At a recent sales training session, I was asked what separates the great producers from the pack. My response was “PS: Producer Standards.” We find that the best of the best hold themselves to higher standards, which they consistently meet and exceed.
Here are the basic standards that are part of our ProducerFit sales training strategies and ones that you’ll recognize in most $1 million-plus producers.
They have a very specific business model that becomes their laser focus. They’re always looking forward three years to five years, with a defined goal in mind. For example:
“Within three years, I will have no more than 50 clients paying me $20,000 each.”
This is not an overnight, get-rich-quick scheme. It’s a focus. They have their eye on the prize and a very specific plan for making it happen.
Remember, you can’t be a million-dollar producer writing $1,000 accounts. So if you’re going to put the time in anyway, you might as well be great at it!
They know the exact characteristics of their future clients and they know exactly whom they’re looking for. They have identified their prospects and consistently market to them through drip campaigns and social media. They also make a point of creating networking opportunities by attending events where their prospects will be.
They absolutely refuse to write partial accounts. (If this sounds familiar, it should.) They handle all of the insurance and risk management needs for their clients.
The relationship spectrum goes from being a vendor of a commodity to a trusted advisor to an indispensable partner. The best of the best reach the point where their clients can’t live without them and the services they provide. Their clients are convinced that no other individual agent or agency can handle everything for them. They wouldn’t dream of going anywhere else. Can you think of anything you’re not doing that might cause clients to leave you or that would tempt them to shop around?
The best producers never say “no” for their prospects; they make the prospects either say, “Yes, I’ll meet with you,” or, “No, I am absolutely not interested.” They don’t write a letter or leave a voice message and then become discouraged and not follow up. They continue to call and they keep following up in order to convince prospects that what they have is so unique and so different from the competition that prospects owe it to themselves to hear their story. These producers are not going to say “no” for the prospect; their attitude is to make the prospect say “no.”
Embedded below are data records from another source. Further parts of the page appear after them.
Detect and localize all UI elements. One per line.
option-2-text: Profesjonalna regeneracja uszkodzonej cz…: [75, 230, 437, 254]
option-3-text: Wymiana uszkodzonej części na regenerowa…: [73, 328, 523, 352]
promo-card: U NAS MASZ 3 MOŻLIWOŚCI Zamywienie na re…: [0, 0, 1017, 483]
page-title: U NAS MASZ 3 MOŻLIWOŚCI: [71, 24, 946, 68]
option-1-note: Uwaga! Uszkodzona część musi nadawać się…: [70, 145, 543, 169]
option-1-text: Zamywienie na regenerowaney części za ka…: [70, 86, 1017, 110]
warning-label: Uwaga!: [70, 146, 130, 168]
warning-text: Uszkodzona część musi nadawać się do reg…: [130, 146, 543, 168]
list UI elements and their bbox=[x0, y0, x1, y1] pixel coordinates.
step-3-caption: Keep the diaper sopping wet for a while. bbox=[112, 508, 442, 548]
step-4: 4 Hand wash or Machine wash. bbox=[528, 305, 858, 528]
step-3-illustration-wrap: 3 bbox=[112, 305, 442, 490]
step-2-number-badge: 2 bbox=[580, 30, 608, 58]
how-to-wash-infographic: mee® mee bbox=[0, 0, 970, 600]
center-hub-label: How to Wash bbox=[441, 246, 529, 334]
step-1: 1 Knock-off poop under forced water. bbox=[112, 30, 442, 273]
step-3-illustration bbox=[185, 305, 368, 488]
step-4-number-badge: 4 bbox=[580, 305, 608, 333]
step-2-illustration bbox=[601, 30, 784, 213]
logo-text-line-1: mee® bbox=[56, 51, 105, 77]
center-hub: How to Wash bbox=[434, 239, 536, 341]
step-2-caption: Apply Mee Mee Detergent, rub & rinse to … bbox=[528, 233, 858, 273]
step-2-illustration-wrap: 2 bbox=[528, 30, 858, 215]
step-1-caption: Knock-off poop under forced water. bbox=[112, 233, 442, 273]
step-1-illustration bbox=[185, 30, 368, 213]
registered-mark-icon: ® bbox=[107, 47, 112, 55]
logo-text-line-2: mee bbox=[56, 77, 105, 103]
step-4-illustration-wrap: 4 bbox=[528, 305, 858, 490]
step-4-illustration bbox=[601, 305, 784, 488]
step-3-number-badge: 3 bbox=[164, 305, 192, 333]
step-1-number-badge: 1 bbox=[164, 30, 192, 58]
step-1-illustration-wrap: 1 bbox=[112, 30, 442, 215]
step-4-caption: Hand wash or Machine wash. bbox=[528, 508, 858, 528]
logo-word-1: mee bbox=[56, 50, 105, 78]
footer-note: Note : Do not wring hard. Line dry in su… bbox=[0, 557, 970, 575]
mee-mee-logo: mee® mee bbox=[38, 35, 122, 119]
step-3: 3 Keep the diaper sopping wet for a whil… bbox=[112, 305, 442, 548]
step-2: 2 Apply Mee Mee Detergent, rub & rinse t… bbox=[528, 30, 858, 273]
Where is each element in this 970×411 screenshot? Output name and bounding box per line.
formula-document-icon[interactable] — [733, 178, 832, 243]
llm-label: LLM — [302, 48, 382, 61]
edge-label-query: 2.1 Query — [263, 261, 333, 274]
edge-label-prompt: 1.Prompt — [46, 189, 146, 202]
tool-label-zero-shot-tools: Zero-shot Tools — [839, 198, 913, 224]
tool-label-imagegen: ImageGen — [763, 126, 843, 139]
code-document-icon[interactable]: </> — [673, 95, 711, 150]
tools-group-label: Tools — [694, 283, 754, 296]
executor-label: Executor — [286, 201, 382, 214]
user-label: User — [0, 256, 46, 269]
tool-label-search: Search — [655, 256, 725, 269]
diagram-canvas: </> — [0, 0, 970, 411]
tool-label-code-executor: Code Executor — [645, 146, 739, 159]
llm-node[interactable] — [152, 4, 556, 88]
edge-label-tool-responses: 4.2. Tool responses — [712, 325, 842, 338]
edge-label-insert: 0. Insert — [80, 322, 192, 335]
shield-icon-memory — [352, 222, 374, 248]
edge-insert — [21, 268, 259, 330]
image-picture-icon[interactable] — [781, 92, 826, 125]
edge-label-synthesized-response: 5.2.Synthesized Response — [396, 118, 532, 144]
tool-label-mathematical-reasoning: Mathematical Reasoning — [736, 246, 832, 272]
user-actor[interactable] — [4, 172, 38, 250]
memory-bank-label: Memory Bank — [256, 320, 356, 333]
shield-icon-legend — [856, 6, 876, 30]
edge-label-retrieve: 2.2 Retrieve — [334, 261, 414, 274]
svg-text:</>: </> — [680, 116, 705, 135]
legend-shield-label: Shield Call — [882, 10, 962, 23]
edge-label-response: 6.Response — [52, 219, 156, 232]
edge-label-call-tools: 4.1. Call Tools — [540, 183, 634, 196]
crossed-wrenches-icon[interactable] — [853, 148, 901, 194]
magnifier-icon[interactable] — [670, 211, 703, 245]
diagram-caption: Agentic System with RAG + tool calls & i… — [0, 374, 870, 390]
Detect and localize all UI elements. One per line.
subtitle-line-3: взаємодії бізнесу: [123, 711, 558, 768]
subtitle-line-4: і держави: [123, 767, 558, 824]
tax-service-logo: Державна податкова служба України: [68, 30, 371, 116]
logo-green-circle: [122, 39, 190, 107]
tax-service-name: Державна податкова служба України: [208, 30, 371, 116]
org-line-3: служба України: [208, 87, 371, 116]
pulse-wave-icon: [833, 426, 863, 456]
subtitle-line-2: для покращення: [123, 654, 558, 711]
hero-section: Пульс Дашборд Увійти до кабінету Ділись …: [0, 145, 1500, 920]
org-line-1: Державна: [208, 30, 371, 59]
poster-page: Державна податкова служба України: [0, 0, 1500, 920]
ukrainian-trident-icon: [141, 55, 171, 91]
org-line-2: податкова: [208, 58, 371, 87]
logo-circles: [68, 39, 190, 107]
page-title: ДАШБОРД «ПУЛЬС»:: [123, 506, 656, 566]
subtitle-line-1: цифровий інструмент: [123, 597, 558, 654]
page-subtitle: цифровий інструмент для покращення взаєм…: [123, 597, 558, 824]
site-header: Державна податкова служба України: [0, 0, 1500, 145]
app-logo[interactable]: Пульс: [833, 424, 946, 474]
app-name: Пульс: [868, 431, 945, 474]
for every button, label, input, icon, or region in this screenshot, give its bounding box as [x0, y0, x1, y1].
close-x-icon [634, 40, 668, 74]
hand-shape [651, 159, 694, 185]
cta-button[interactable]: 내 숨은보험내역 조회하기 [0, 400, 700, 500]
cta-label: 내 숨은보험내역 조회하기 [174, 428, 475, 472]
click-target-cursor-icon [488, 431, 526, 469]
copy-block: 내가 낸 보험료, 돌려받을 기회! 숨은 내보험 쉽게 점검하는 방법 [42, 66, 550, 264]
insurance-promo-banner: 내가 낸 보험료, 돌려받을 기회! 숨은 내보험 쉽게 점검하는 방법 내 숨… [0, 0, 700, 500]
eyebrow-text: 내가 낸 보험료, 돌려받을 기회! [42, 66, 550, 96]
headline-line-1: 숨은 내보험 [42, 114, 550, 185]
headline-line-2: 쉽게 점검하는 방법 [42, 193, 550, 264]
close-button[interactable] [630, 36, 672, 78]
One of our younger producers, who definitely had a winning, never-say-die attitude, took this to the max. In one day, he received Broker of Records (BORs) on a total of $1 million of premium from two accounts. How? He was determined to talk to the prospects and never gave up. As he said, “I knew what I had was unique in the marketplace and I wasn’t going to quit. They were either going to say ‘yes’ or ‘no’!”
He made 17 calls to a particular prospect he’d identified and left 14 voice mails before the prospect called him back. When he did, the prospect explained that one of the reasons he returned the call was that the producer never quit, which he admired. After they met, the producer got a BOR for a $750,000 account. Now that’s a pretty high standard. But that’s what can happen when a producer won’t say “no” for a prospect and won’t give up.
If producers have made the effort to identify their ideal future client and are convinced that they can provide value to that client, it’s likely they can get a meeting. The key is to believe that what they have to offer is so different and so much better than the competition that the prospect should be talking to them. “I owe it to them to let them talk to me,” is how the best producers think.